Adam is the exact opposite of Evelyn. His life is built around structure, routine, and orderliness. He is comforted by his house, his white picket fence, his garden sandals, and his basement darkroom where he develops photographs of the outfits he designs. But despite this seeming innocuousness, Adam is not a naturally sympathetic character. He never genuinely apologizes for his infidelity. His method of coping with the shock of life in the West is to ignore Evelyn completely. “He acts like he’s the first and only person on earth,” Evelyn says, and she is right. Still, he manages to garner sympathy through sheer doggedness; somehow his stalking Evelyn through multiple countries makes perfect sense and even serves to prove his love. The strength of Adam as a character lies in his need for Evelyn, to whom he clings as if she really were made from his own rib.

Really good novels echo in the reader’s mind after the pages are shut.

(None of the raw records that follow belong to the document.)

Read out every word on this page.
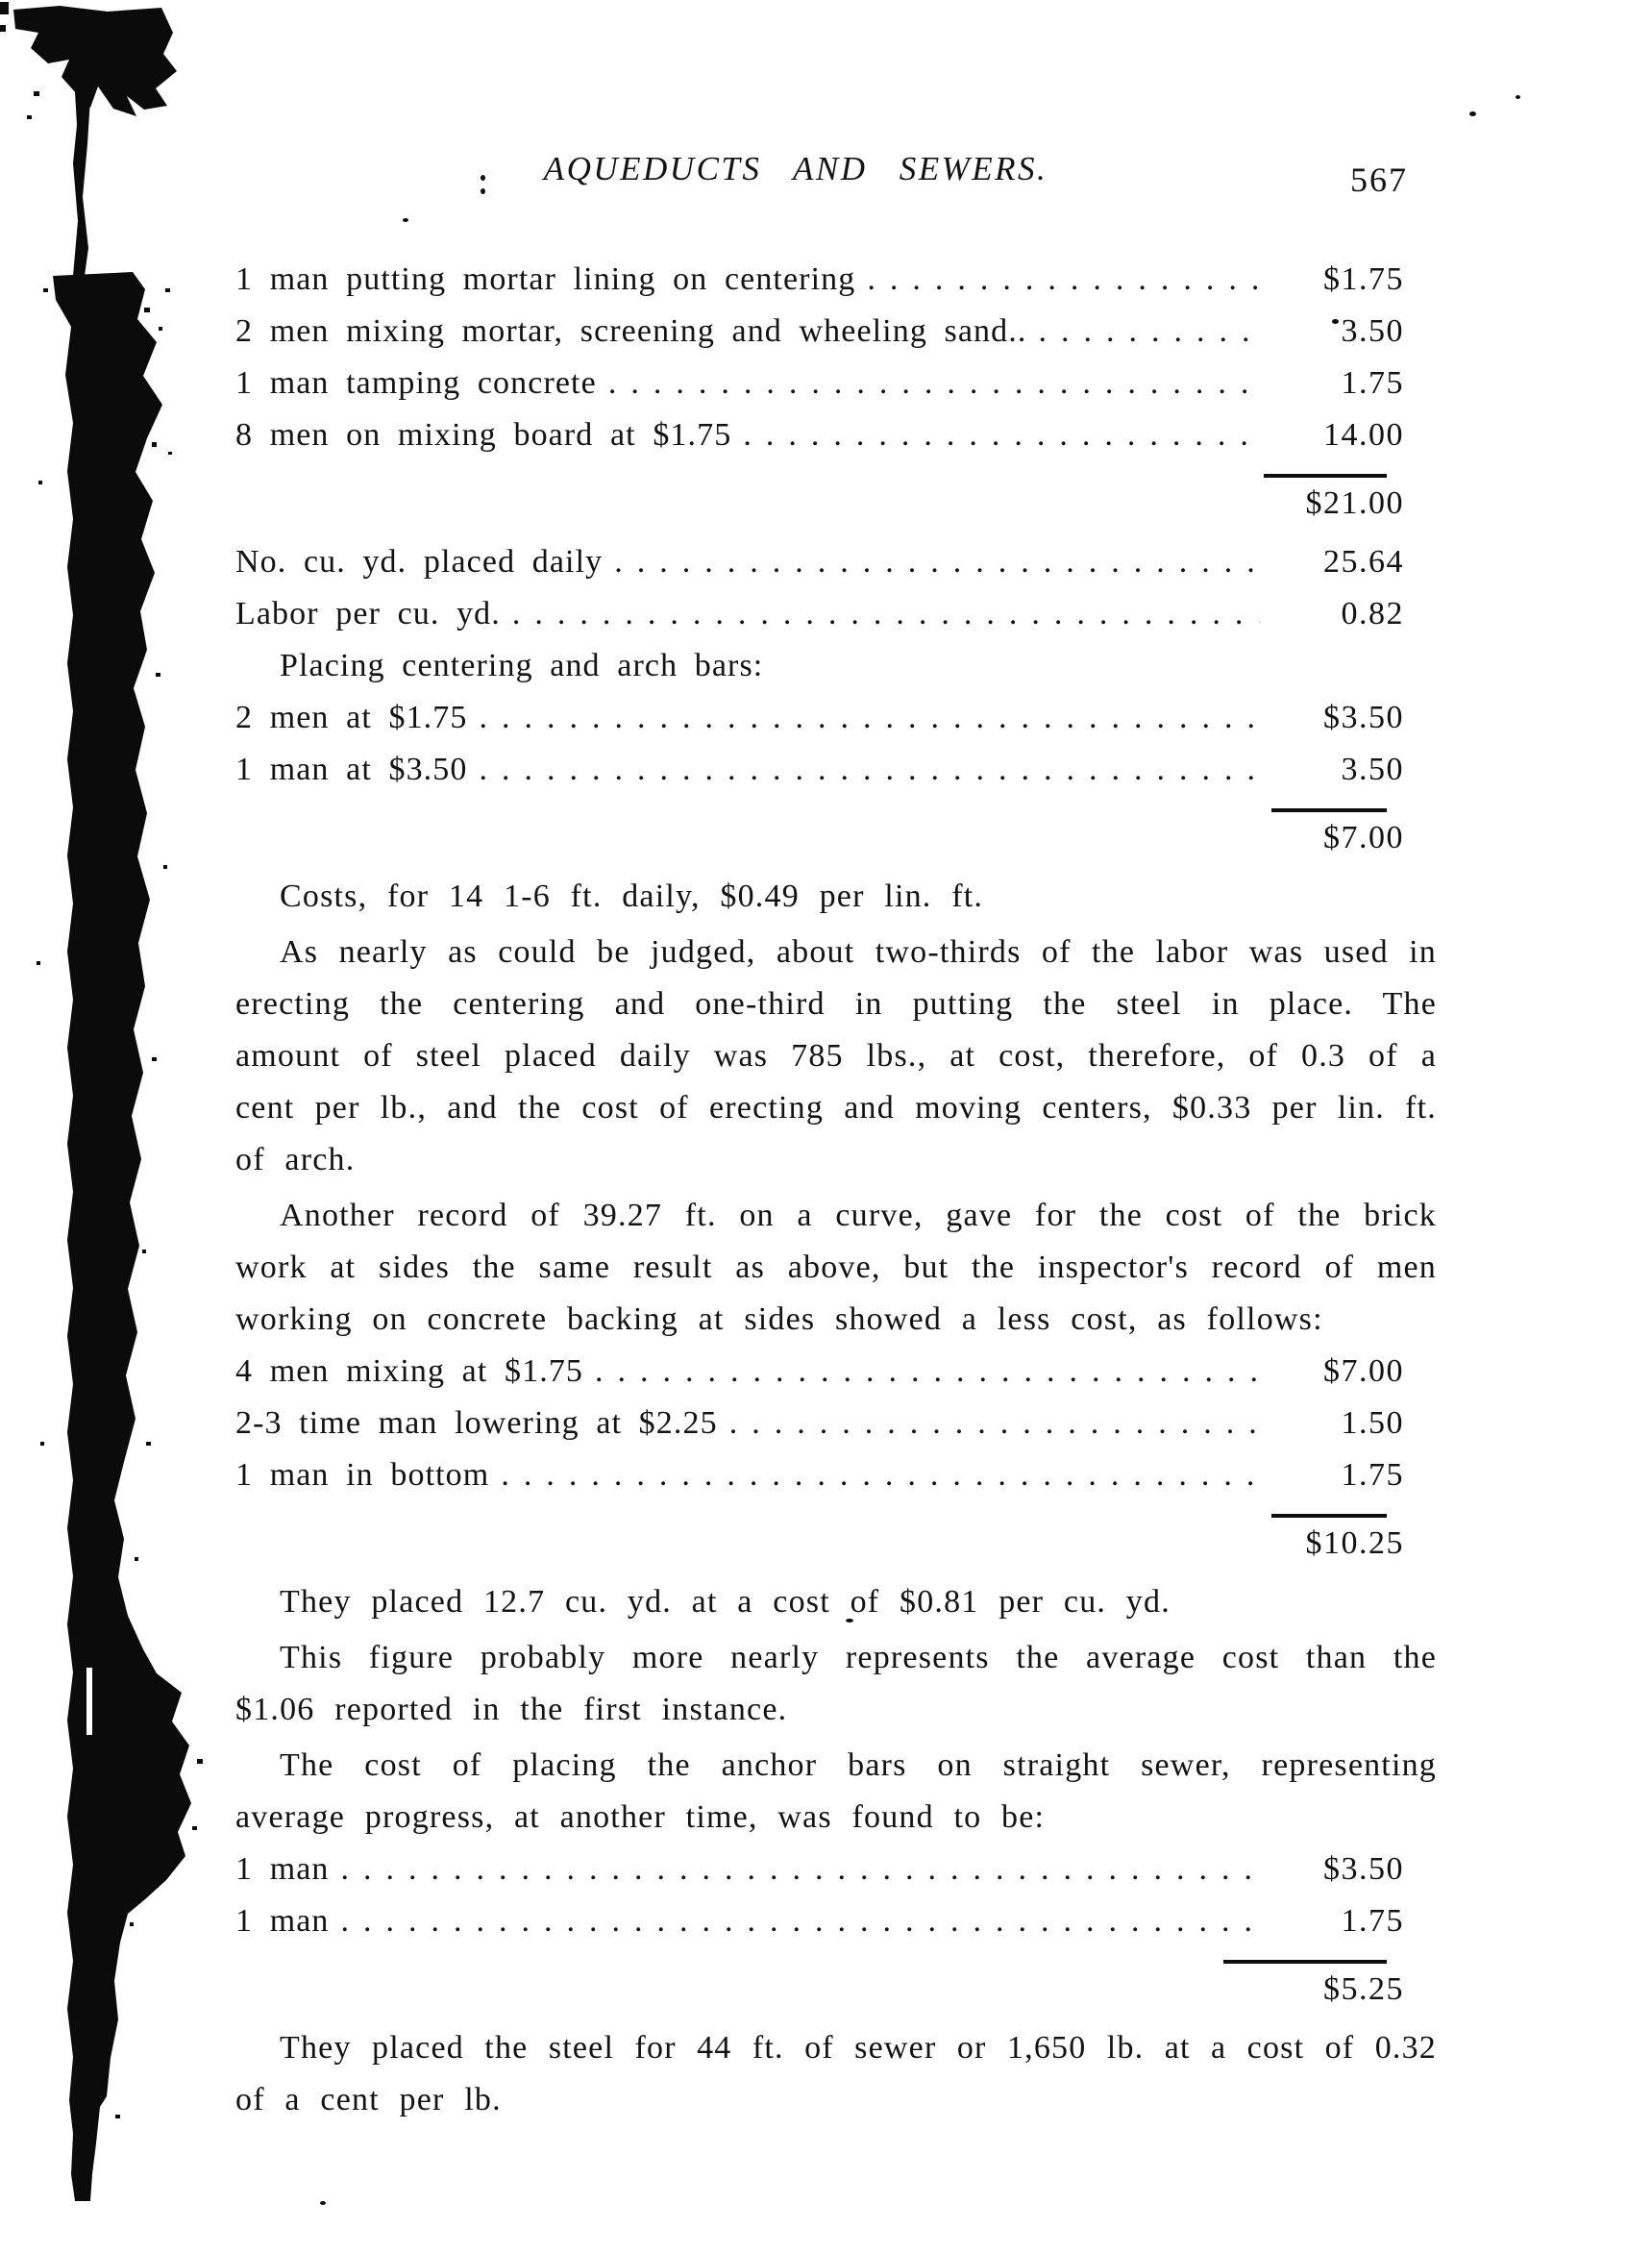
AQUEDUCTS AND SEWERS.	567
1 man putting mortar lining on centering .....	$1.75
2 men mixing mortar, screening and wheeling sand.. .....	3.50
1 man tamping concrete .....	1.75
8 men on mixing board at $1.75 .....	14.00
$21.00
No. cu. yd. placed daily .....	25.64
Labor per cu. yd. .....	0.82
Placing centering and arch bars:
2 men at $1.75 .....	$3.50
1 man at $3.50 .....	3.50
$7.00

Costs, for 14 1-6 ft. daily, $0.49 per lin. ft.

As nearly as could be judged, about two-thirds of the labor was used in erecting the centering and one-third in putting the steel in place. The amount of steel placed daily was 785 lbs., at cost, therefore, of 0.3 of a cent per lb., and the cost of erecting and moving centers, $0.33 per lin. ft. of arch.

Another record of 39.27 ft. on a curve, gave for the cost of the brick work at sides the same result as above, but the inspector's record of men working on concrete backing at sides showed a less cost, as follows:

4 men mixing at $1.75 .....	$7.00
2-3 time man lowering at $2.25 .....	1.50
1 man in bottom .....	1.75
$10.25

They placed 12.7 cu. yd. at a cost of $0.81 per cu. yd.

This figure probably more nearly represents the average cost than the $1.06 reported in the first instance.

The cost of placing the anchor bars on straight sewer, representing average progress, at another time, was found to be:

1 man .....	$3.50
1 man .....	1.75
$5.25

They placed the steel for 44 ft. of sewer or 1,650 lb. at a cost of 0.32 of a cent per lb.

Putting them down at the end is like trying to set aside a strong emotion. “Adam and Evelyn” does not reach these heights. The contrast between East and West, old and new, is simply too shallow. But despite this fatal flaw, the book still has many lesser merits. Schulze writes with rich imagery, from the first image of the photographs emerging from their chemical bath, to the last image of photographs burning. If the majority of the book were not in dialogue, this sumptuous imagery might help it reach the stylistic beauty for which it strives. As a love story, it is satisfying and resolutely optimistic. It does not devastate, it does not enlighten, but it does not disappoint either. Yet as a parable, one cannot help but wish for something more.